Continuation of front page (58) Field surveyed (Int.Cl. ⁷ , DB name) G01B 11/00-11/30

Claims (4)

(57) [Claims] 1. A ring-shaped sealing member is mounted on a conveyor and moved to generate a number of pulses proportional to the amount of movement of the conveyor, and a belt-shaped band having a width larger than the cross-sectional diameter of the ring-shaped sealing member. The laser parallel light beam is projected at right angles to the moving direction of the conveyor and the width direction of the light beam is substantially perpendicular to the conveyor surface, and the laser light is mounted on the conveyor and moved by the ring-shaped seal member. The cross-sectional diameter of the ring-shaped sealing member is detected from a change in the amount of light received on the light- receiving side of the light beam caused by a part of the parallel light beam being blocked, and a part of the laser parallel light beam is blocked by the ring-shaped sealing member. Detecting the outer diameter of the ring-shaped seal member by counting the number of pulses generated during the operation of the ring-shaped seal member. 2. The method according to claim 1, wherein the inner diameter of the ring-shaped seal member is detected from the detected outer diameter and cross-sectional diameter of the ring-shaped seal member. Dimension inspection method for ring-shaped seal members. 3. The method according to claim 1, wherein the pulse proportional to the amount of movement of the conveyor is a drive pulse of a pulse motor for driving the conveyor. 4. A conveyor on which a ring-shaped sealing member is placed and moved, and a belt-shaped laser parallel light beam having a width larger than the cross-sectional diameter of the ring-shaped sealing member is perpendicular to the moving direction of the conveyor and in the width direction of the light beam.

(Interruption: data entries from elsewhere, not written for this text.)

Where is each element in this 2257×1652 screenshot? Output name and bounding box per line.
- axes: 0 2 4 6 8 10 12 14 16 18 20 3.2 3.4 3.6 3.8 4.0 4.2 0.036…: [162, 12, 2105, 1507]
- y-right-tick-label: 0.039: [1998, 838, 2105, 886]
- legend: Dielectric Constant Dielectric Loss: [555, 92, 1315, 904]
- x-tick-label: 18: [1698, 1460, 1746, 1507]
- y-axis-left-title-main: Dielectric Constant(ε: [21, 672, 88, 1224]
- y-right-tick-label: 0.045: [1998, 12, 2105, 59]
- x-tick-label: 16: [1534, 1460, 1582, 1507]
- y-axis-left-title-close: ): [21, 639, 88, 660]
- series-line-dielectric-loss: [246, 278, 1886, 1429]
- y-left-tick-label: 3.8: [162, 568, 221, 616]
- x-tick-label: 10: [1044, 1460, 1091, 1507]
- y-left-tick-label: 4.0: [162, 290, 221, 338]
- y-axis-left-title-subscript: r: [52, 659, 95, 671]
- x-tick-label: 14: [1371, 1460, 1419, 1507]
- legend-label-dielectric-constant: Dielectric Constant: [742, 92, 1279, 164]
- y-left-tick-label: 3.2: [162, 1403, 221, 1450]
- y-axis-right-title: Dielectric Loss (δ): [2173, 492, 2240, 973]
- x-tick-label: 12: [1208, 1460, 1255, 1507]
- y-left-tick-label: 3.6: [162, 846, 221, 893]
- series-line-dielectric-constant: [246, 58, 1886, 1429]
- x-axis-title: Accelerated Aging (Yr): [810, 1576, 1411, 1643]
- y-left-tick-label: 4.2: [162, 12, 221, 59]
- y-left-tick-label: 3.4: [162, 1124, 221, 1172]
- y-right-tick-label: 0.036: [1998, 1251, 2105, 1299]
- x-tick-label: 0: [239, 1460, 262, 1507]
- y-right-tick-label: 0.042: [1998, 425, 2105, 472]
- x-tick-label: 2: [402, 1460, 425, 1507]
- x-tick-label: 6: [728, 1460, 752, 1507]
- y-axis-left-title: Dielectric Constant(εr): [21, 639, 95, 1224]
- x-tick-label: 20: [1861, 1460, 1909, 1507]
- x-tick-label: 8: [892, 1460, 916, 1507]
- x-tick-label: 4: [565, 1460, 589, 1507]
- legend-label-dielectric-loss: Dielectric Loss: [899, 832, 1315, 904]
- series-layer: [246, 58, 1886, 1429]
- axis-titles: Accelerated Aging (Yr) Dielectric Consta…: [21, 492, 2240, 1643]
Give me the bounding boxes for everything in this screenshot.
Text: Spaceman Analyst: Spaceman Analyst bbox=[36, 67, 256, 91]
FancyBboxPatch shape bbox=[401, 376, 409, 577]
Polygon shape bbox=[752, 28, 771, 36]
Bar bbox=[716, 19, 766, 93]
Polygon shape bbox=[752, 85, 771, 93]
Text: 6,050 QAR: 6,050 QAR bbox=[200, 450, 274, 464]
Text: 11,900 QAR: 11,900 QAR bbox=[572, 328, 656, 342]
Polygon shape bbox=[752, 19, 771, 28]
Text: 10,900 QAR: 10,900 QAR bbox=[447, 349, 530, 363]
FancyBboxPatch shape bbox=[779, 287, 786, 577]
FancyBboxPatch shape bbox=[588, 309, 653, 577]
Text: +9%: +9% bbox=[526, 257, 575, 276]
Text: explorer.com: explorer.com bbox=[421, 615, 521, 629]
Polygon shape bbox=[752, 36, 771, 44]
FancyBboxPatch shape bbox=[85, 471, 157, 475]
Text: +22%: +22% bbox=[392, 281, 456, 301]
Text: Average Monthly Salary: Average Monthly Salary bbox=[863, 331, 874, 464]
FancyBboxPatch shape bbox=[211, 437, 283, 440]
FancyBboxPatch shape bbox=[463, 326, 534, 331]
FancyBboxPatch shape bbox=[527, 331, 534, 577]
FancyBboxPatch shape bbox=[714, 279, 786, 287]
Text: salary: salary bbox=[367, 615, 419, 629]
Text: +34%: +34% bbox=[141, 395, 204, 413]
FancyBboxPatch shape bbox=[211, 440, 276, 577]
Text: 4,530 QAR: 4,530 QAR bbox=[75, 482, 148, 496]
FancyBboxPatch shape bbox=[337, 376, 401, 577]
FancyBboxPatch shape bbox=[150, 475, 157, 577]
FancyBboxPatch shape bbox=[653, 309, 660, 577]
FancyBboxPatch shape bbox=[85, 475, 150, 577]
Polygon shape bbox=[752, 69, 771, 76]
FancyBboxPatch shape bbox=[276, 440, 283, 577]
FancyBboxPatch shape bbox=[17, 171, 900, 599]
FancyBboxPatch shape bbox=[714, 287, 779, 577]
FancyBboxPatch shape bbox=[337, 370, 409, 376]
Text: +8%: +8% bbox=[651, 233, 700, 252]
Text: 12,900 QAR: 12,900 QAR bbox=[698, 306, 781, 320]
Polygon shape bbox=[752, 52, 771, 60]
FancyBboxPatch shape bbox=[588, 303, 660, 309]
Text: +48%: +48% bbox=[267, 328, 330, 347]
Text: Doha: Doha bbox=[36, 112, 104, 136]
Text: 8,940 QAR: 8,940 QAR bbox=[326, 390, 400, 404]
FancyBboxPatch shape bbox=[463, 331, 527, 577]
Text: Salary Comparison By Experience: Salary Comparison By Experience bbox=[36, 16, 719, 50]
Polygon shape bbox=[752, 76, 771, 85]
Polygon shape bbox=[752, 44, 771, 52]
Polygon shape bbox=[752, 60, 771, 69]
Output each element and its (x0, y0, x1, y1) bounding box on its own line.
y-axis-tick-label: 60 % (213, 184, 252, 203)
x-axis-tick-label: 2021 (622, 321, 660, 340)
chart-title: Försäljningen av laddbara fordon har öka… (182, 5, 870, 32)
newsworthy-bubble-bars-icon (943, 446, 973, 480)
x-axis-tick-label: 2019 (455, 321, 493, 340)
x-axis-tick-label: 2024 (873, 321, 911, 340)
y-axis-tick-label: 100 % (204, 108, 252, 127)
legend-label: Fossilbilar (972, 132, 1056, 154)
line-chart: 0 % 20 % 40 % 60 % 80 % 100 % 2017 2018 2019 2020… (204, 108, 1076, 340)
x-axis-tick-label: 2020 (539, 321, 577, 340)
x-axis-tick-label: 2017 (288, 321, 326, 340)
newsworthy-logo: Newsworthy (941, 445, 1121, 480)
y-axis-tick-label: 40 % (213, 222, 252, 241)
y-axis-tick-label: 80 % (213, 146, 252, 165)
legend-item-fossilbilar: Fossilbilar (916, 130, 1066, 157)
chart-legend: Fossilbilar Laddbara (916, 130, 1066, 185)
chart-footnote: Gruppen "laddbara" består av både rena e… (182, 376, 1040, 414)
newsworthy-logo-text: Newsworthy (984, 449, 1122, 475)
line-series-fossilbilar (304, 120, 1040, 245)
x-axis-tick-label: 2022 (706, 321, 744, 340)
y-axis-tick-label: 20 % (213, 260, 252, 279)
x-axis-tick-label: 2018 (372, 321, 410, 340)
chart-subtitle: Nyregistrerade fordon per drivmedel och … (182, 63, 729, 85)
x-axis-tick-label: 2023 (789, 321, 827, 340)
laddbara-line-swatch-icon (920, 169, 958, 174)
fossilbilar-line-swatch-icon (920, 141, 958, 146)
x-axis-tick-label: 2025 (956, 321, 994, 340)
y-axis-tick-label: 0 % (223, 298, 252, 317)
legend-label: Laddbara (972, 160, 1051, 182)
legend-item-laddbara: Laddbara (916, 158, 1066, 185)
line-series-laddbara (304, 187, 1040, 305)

Are projected so as to be substantially perpendicular to the conveyor surface, a light receiver facing the light emitter and the conveyor and receiving the laser parallel light beam, and a number of pulses proportional to the amount of movement of the conveyor. A cross-sectional diameter for detecting a cross-sectional diameter of a ring-shaped seal member from a change in the amount of light received by a light-receiving device that is generated when a part of the laser parallel light beam is shielded by a generated pulse generator and a ring-shaped seal member moved by the conveyor. Detecting means;
Outer diameter detecting means for detecting the outer diameter of the ring-shaped seal member by counting the number of pulses generated while a part of the laser parallel light beam is shielded by the ring-shaped seal member. Dimension inspection device for ring-shaped seal members.